Un lien alors avec le panier à salade de la police ? Ce fourgon cellulaire argotique pour détenus - attesté au XIXème siècle -, évoque avec sa structure grillagée un panier percé qui secoue la salade. Bien qu’il partage avec la vinaigrette le sens argotique de véhicule policier (notamment dans le Nord comme à Lille), il ne dérive pas de celle-ci étymologiquement : l’un renvoie aux secousses d’un panier, l’autre aux charrettes des vinaigriers.

Les petites voitures des marchands de vinaigre sont des charrettes légères à deux roues, compactes et maniables, que les vinaigriers tirent à la main pour transporter fûts ou bouteilles en ville, adaptées aux ruelles étroites. La vinaigrette (véhicule pour passagers) prend son nom de leur ressemblance frappante : petite taille, structure rustique ; le terme évoque parfois les secousses du trajet, comme lorsque l’on agite une vinaigrette.

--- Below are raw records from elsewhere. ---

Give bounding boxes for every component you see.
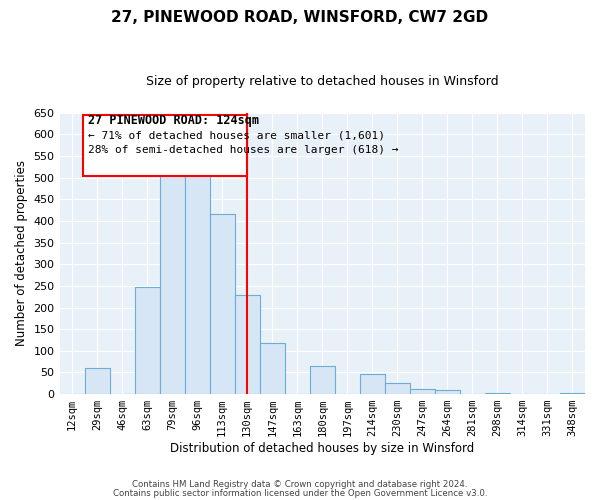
X-axis label: Distribution of detached houses by size in Winsford: Distribution of detached houses by size …	[170, 442, 475, 455]
Bar	[560, 393, 585, 394]
Text: 28% of semi-detached houses are larger (618) →: 28% of semi-detached houses are larger (…	[88, 144, 399, 154]
Bar	[260, 344, 285, 394]
Text: Contains public sector information licensed under the Open Government Licence v3: Contains public sector information licen…	[113, 488, 487, 498]
Bar	[209, 214, 235, 394]
Bar	[360, 374, 385, 394]
Text: 27 PINEWOOD ROAD: 124sqm: 27 PINEWOOD ROAD: 124sqm	[88, 114, 259, 127]
Y-axis label: Number of detached properties: Number of detached properties	[15, 160, 28, 346]
Bar	[185, 174, 209, 394]
Bar	[85, 368, 110, 394]
Bar	[160, 169, 185, 394]
Bar	[310, 366, 335, 394]
Title: Size of property relative to detached houses in Winsford: Size of property relative to detached ho…	[146, 75, 499, 88]
Bar	[134, 287, 160, 394]
Bar	[385, 384, 410, 394]
Text: Contains HM Land Registry data © Crown copyright and database right 2024.: Contains HM Land Registry data © Crown c…	[132, 480, 468, 489]
FancyBboxPatch shape	[83, 115, 247, 176]
Bar	[485, 393, 510, 394]
Text: ← 71% of detached houses are smaller (1,601): ← 71% of detached houses are smaller (1,…	[88, 130, 385, 140]
Bar	[435, 390, 460, 394]
Bar	[235, 294, 260, 394]
Text: 27, PINEWOOD ROAD, WINSFORD, CW7 2GD: 27, PINEWOOD ROAD, WINSFORD, CW7 2GD	[112, 10, 488, 25]
Bar	[410, 389, 435, 394]
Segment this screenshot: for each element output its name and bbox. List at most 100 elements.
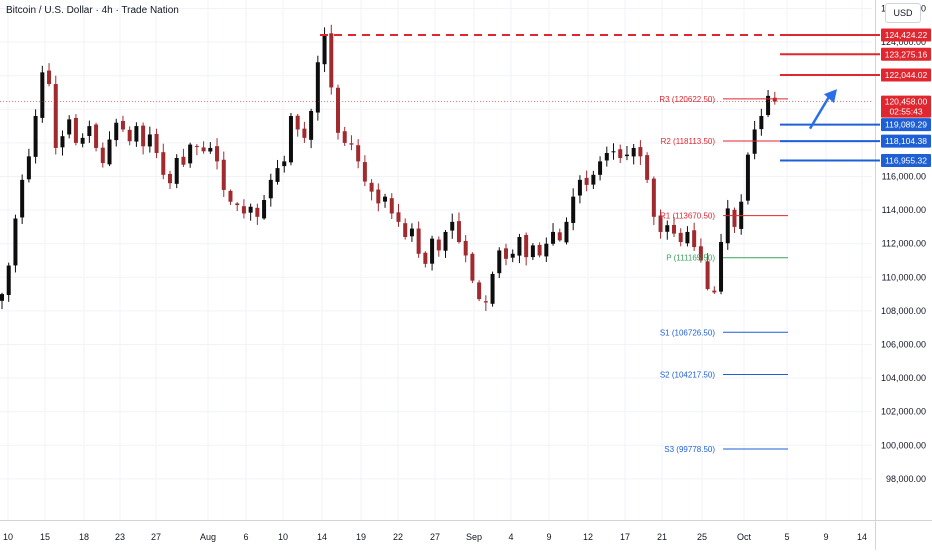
candle (228, 189, 233, 205)
candle-body (497, 250, 502, 274)
candle (188, 142, 193, 168)
candle-body (376, 189, 381, 204)
candle-body (483, 301, 488, 303)
candle-body (638, 147, 643, 157)
candle-body (201, 147, 206, 152)
y-tick-label: 98,000.00 (886, 474, 926, 484)
x-tick-label: 10 (3, 532, 13, 542)
candle-body (161, 152, 166, 175)
candle (147, 126, 152, 153)
candle-body (208, 147, 213, 152)
candle-body (551, 231, 556, 244)
x-tick-label: Oct (737, 532, 752, 542)
x-tick-label: 27 (151, 532, 161, 542)
candle (215, 138, 220, 170)
candle (194, 144, 199, 156)
candle (530, 243, 535, 261)
candle-body (692, 230, 697, 248)
candle (571, 188, 576, 231)
candle-body (524, 234, 529, 258)
candle-body (732, 209, 737, 227)
candle (268, 173, 273, 207)
candle-body (141, 125, 146, 147)
candle-body (40, 72, 45, 118)
candle (544, 237, 549, 262)
candle-body (80, 137, 85, 144)
currency-button[interactable]: USD (885, 3, 921, 23)
candle (329, 24, 334, 95)
candle-body (443, 231, 448, 251)
x-tick-label: 14 (857, 532, 867, 542)
candle (490, 271, 495, 307)
candle (262, 194, 267, 220)
candle (288, 112, 293, 166)
candle-body (100, 147, 105, 164)
candle (745, 152, 750, 205)
candle (60, 130, 65, 156)
candle-body (510, 253, 515, 258)
candle (309, 108, 314, 149)
candle-body (356, 145, 361, 162)
candle-body (383, 196, 388, 202)
y-tick-label: 108,000.00 (881, 306, 926, 316)
candle-body (611, 151, 616, 153)
candle-body (725, 208, 730, 244)
candle-body (678, 232, 683, 243)
candle (342, 126, 347, 147)
candle-body (87, 126, 92, 137)
candle (336, 84, 340, 140)
candle (127, 126, 132, 146)
candle (678, 228, 683, 247)
candle (651, 176, 656, 226)
candle (409, 223, 414, 242)
candle-body (604, 152, 609, 161)
candle-body (719, 242, 724, 292)
key-level-label: 119,089.29 (885, 120, 927, 130)
x-tick-label: 12 (583, 532, 593, 542)
candle-body (262, 200, 267, 219)
candle (470, 252, 475, 284)
candle-body (53, 84, 58, 148)
candle-body (302, 128, 307, 138)
candle (383, 193, 388, 208)
candle (665, 220, 670, 240)
chart-title: Bitcoin / U.S. Dollar · 4h · Trade Natio… (6, 5, 179, 16)
candle-body (450, 221, 455, 231)
candle (181, 148, 186, 167)
key-level-badge (881, 47, 931, 61)
candle (618, 144, 623, 164)
key-level-label: 123,275.16 (885, 49, 928, 59)
candle (658, 209, 663, 239)
x-tick-label: 25 (697, 532, 707, 542)
candle (26, 148, 31, 183)
candle (275, 159, 280, 185)
candle (403, 218, 408, 240)
x-tick-label: 21 (657, 532, 667, 542)
candle (295, 114, 300, 137)
candle-body (759, 116, 764, 130)
candle (672, 217, 676, 238)
candle-body (275, 168, 280, 182)
candle-body (651, 178, 656, 217)
countdown-label: 02:55:43 (889, 107, 922, 117)
candle-body (598, 161, 603, 175)
candle-body (349, 143, 354, 145)
candle (477, 280, 482, 302)
candle (698, 238, 703, 263)
candle (712, 286, 717, 294)
candle (349, 135, 354, 151)
x-tick-label: 4 (508, 532, 513, 542)
candle-body (309, 110, 314, 140)
candle (282, 155, 287, 173)
candle-body (322, 35, 327, 65)
candle-body (0, 294, 4, 301)
y-tick-label: 102,000.00 (881, 407, 926, 417)
candle (80, 133, 85, 148)
forecast-arrow-head (824, 89, 837, 104)
candle-body (94, 124, 99, 148)
candle-body (60, 136, 65, 148)
candle (13, 214, 18, 273)
candle-body (67, 119, 72, 135)
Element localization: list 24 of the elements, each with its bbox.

On attribue souvent à Blaise Pascal l’invention, ou du moins l’amélioration, de cette brouette-chaise à porteurs à deux roues que l’on appelle aussi vinaigrette, mais les sources soulignent l’absence de preuve formelle et parlent plutôt d’une tradition tenace. Les textes s’accordent en revanche à dire que Pascal met effectivement au point, en 1662, les premiers services de transport en commun parisiens avec ses « carrosses à cinq sols », ce qui renforce a posteriori l’association de son nom avec les innovations de transport individuel ou collectif.

Blaise Pascal est un inventeur de génie mais il semble qu’il n’y connaissait rien en cuisine.